Quadrise’s business development activity has intensified in the last nine months, with progress on opportunities in Morocco, South America, Saudi Arabia (KSA) and the marine sector. COVID-19 will potentially extend the length of time taken to complete trials. However, management notes that the current low oil prices are not likely to have a material impact on interest in using its innovative MSAR fuel as a heavy fuel oil substitute.
Quadrise has manufactured and shipped the equipment and fuel for the pilot trial in Morocco for an industrial application, but cannot access the site until local COVID19 lockdowns are lifted. Meanwhile, it is working on the engineering studies for the associated larger scale trial so the delay on the project overall is minimised. Management has recently held meetings with a major KSA utility on a power project, with a national oil company in South America regarding MSAR opportunities for refinery refuelling, domestic power generation and export, and with two major shipping companies.

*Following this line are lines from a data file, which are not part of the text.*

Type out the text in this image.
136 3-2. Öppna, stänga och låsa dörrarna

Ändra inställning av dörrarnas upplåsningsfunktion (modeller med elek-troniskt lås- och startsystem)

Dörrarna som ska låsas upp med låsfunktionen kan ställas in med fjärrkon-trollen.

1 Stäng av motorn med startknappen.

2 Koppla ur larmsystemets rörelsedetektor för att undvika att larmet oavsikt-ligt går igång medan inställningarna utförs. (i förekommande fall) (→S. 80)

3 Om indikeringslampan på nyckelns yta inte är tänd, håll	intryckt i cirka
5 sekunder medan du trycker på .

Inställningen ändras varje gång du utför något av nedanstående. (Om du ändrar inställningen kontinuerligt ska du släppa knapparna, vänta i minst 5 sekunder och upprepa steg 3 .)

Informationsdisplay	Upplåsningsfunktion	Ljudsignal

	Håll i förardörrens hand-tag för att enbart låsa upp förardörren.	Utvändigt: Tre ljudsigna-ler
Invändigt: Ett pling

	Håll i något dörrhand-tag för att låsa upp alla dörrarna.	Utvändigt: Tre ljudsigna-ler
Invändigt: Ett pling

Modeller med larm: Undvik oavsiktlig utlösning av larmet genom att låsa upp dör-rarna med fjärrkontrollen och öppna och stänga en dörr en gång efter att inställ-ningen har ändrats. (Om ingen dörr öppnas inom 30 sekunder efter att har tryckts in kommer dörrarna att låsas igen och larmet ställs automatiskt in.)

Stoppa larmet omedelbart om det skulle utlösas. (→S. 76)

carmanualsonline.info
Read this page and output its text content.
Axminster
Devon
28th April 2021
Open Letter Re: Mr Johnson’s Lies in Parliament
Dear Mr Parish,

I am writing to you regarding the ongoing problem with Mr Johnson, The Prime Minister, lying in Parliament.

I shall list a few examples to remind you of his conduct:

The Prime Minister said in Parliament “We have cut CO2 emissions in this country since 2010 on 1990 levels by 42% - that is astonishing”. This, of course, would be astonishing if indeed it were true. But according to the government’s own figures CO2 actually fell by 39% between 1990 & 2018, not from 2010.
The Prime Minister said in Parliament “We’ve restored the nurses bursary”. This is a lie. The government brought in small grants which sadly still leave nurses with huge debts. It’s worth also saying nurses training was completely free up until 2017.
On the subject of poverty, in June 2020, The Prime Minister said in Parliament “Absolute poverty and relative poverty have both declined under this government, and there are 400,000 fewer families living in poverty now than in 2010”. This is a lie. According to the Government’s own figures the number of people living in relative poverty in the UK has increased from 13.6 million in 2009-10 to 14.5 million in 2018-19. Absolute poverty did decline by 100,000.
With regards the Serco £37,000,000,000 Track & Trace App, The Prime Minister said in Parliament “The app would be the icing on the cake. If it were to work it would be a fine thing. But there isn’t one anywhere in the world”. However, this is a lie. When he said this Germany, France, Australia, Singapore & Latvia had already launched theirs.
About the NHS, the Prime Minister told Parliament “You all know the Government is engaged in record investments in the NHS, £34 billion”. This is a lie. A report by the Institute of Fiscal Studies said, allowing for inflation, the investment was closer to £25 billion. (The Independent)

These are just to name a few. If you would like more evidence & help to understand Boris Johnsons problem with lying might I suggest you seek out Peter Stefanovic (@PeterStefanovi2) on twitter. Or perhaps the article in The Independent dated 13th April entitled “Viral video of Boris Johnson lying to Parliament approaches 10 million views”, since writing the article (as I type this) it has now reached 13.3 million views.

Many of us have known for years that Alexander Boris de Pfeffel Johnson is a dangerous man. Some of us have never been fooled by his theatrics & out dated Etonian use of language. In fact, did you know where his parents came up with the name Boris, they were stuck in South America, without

Quadrise is still pre-revenue. Stripping out share option and warrant charges, losses before tax widened by £0.3m y-o-y in H120 to £2.0m, reflecting higher administrative expenses (largely associated with fundraising) and a £140k commencement fee paid to Bergen. Free cash outflow increased by £0.2m to £1.5m. During the period, Quadrise raised £4.5m (gross) in total through the issue of convertible securities to Bergen, an open offer and a subscription, giving £3.8m cash at end December 2019.
Given the initial delay to the first phase of the Morocco trial, management is implementing various cost-savings measures including its current lease at its London office. Together with the reduction in travel costs necessitated by COVID19, management estimates that these actions will extend the cash runway to the end of calendar Q121. This excludes the potential to raise a further £2.0m through the issue of the second tranche of convertible securities to Bergen in FY20.